The potential of vehicle electrification hinges on the supply and price of lithium. Essential for battery manufacturing, lithium is a key cost component in EV production. The history of lithium battery costs reveals a dramatic collapse due to a quick surge in lithium supply, leading to a glut in the market and causing turmoil for miners such as Lithium Americas Corp. (NYSE:LAC), which has seen substantial erosion of its gains over recent months.
After experiencing a shortage around 2021, lithium demand has dwindled following a surge in production, resulting in a massive price collapse.
This decline in lithium prices by approximately 85% from its late 2022 peak to today has left the prices back within the “glut” range, resembling the temporary 2020 declines in EV demand.
The breakup of Lithium Americas Corp. (LAC) into two companies at the end of 2023 – Lithium Americas Argentina (LAAC) has outperformed LAC due to its holdings in key mines operating in developed areas with lower breakeven prices. On the other hand, LAC’s ownership of the Thacker Pass lithium mine in Nevada has raised concerns.
LAC estimates that its Thacker Pass mine can potentially substantially increase global lithium production, contributing to the chronic glut in the market.
The Earth Has Far Too Much Lithium
Studies show that the earth’s lithium reserves are estimated at 88 million tons, a quarter of which is economically viable to mine, pointing towards an estimated supply lasting approximately 40 years. However, technological advancements in mining and exploration might indicate even greater lithium resources.
Lithium market forecasts predict an imbalance in supply and demand, possibly leading to a significant glut. This historical trend has caused stagnation for the lithium miner ETF (LIT) and its constituents.
The high supply elasticity of lithium, combined with low production costs and a historical chronic glut, indicates the likelihood of lithium miners facing continued oversupply rather than a shortage.
What is LAC Worth Today?
LAC’s Thacker Pass mine is projected to produce 40K tons of lithium in its first phase, with a total capacity of 80K tons per year over a 40-year lifespan. General Motors (GM) holds exclusive rights to the mine’s phase 1 production for ten years, potentially significantly impacting the global lithium supply.

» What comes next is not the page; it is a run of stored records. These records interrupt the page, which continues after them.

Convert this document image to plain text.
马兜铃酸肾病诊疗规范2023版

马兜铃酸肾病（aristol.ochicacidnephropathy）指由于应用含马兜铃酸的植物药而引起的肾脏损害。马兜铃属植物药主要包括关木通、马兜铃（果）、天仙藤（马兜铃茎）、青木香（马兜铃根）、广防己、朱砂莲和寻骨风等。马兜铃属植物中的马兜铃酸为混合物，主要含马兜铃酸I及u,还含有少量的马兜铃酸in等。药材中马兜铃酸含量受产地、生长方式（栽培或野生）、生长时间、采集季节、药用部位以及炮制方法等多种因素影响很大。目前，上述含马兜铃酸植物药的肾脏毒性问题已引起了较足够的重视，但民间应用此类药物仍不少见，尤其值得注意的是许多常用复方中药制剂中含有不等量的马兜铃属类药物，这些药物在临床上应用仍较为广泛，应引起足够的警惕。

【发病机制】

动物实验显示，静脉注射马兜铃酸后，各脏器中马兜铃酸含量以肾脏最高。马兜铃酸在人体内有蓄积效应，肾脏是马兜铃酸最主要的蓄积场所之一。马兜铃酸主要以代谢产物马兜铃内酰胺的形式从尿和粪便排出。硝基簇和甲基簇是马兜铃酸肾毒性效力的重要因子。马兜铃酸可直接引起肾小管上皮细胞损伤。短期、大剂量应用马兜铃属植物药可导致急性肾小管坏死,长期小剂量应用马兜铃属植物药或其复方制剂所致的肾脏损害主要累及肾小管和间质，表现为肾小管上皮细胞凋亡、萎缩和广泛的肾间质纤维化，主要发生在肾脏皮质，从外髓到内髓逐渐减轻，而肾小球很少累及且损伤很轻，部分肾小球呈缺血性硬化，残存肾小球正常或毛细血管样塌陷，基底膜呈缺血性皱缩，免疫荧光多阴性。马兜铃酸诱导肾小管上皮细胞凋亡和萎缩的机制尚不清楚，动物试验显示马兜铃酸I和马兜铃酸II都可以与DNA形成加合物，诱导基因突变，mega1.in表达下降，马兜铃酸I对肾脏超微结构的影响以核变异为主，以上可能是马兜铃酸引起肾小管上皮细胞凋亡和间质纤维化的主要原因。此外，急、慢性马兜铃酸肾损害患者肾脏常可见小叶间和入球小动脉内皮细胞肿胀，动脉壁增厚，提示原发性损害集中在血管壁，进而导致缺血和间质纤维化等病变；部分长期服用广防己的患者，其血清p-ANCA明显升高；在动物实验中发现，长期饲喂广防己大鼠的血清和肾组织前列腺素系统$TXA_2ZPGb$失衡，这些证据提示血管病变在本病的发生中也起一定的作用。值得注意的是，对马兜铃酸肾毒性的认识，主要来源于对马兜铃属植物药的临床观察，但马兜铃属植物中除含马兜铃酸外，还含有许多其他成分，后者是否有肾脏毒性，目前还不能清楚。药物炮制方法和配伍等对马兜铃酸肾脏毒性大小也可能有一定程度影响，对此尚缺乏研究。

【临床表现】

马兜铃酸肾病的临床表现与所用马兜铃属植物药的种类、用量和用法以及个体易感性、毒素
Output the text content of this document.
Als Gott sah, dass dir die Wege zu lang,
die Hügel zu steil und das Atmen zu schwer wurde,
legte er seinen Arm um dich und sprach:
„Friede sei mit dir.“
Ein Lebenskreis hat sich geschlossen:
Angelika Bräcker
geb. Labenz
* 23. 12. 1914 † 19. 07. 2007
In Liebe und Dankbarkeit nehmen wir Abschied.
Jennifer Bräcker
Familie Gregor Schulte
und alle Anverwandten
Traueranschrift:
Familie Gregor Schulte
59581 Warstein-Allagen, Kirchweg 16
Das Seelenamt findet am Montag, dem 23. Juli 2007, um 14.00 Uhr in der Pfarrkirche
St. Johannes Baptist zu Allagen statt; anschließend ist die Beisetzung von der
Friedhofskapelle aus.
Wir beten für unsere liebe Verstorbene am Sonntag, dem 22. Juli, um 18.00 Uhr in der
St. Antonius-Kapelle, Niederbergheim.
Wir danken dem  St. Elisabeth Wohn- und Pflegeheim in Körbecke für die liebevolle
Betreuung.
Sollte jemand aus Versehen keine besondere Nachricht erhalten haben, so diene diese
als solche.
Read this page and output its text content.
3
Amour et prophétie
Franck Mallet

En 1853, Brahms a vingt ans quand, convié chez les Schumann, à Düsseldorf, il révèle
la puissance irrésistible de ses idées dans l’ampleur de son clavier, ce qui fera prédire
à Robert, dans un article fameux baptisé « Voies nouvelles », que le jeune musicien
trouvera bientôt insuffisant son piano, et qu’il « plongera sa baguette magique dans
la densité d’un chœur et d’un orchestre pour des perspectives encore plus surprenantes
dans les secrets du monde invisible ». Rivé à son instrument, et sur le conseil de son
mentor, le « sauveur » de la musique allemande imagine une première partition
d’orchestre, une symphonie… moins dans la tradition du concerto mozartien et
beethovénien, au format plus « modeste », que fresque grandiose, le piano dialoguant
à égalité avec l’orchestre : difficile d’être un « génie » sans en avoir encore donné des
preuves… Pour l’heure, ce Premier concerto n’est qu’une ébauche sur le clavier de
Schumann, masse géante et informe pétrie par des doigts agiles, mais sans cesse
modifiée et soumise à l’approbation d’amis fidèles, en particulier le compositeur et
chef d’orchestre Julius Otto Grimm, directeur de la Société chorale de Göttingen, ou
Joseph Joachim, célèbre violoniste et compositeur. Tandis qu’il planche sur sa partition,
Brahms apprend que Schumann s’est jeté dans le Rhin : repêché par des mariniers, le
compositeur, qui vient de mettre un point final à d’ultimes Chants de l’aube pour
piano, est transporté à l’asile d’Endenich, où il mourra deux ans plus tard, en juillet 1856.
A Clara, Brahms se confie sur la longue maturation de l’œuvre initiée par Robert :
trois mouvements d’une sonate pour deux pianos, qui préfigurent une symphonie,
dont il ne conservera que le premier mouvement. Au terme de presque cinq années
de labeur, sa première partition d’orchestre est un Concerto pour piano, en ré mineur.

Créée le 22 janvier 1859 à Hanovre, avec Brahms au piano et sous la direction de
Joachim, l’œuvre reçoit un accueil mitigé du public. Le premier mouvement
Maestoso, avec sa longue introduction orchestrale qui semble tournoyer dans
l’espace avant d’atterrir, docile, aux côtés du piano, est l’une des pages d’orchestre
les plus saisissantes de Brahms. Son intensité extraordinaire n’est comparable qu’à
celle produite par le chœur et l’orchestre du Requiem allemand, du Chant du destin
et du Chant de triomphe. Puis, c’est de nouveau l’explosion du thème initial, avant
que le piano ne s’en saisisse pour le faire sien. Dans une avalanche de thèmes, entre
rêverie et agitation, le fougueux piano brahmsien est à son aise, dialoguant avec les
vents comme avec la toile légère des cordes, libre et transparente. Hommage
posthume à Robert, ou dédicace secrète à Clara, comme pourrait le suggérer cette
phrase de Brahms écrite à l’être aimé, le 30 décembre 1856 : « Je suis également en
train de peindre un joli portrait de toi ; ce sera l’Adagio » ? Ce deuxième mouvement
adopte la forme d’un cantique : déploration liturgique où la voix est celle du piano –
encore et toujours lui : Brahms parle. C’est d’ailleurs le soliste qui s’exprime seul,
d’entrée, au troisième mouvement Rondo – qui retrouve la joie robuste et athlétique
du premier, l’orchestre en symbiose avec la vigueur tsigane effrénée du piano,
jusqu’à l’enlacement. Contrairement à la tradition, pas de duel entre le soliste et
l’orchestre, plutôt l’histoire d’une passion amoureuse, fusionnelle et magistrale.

Analysts expect global lithium output to increase to around 500K tons annually by 2030, with demand projected to be approximately 245K tons per year, further exacerbating the potential glut in the market.
Considering a long-term average price of $17.5K per ton of lithium carbonate, LAC’s projected operating profit from its estimated production could position it with a fair valuation of around $3.25B, with a potential doubling in value post its phase two completion, contingent on production estimates materializing.
Delving into LAC’s Financial Prospects and Valuation
In its recent quarterly report, LAC has showcased a net positive working capital of approximately $197M. Concurrently, the company’s total CapEx stood at $46M, hinting at an additional investing requirement of roughly $2.22B for its first project phase. Correspondingly, if we factor in the projected needs for the second phase, the total figures ascend to a staggering $3.75B. This substantial financing need entails a pivotal decision for the company, whether to opt for the sale of significant equity or utilize alternative external financing modes.
When we couple these financial requisites with LAC’s existing $896M market capitalization, the resultant “phase one” EV projection lands at approximately $2.92B. Ideally, this would yield a $430M EBIT or an “EV/EBIT” of around 6.8X. Shifting focus to the projected phase two needs and subsequent price estimations, the prospective EV stands at about $4.65B, generating an $860M EBIT, with an “EV/EBIT” projection of roughly 5.4X. It should be noted, however, that these estimations are fraught with uncertainty, primarily due to the fluctuating nature of lithium pricing, regulatory challenges, and the inherent pitfalls characteristic of mining endeavors.
Assessing the Numbers
On careful evaluation of the company’s projections and a concomitant consideration of a standard lithium price, it appears that LAC is reasonably valued at present. Despite the seemingly muted “EV/EBIT” targets of 5.4 to 6.8X, akin to prevailing industry standards, there looms the pervasive risk of these estimates falling short, particularly in view of LAC’s US-based production, which grapples with regulatory hurdles and cost inflation. Notably, the Thacker project, while beset by regulatory obstacles, is strategically positioned to leverage the burgeoning demand for lithium, a critical component in the shift towards sustainable energy sources.
In my assessment, the current valuation does not warrant an investment in LAC at its prevailing price point. While the company’s valuation could be justified in the event of a spike in lithium prices, the likelihood of a persistent glut in lithium supply suggests a “lower for longer” pricing scenario. Moreover, the valuation fails to adequately account for the myriad risks germane to the project, encompassing potential delays, cost overruns, and escalated operating expenses. Consequently, my stance on LAC gravitates towards neutrality, although a favorable outlook may transpire should the company tangibly demonstrate the project’s viability by 2024.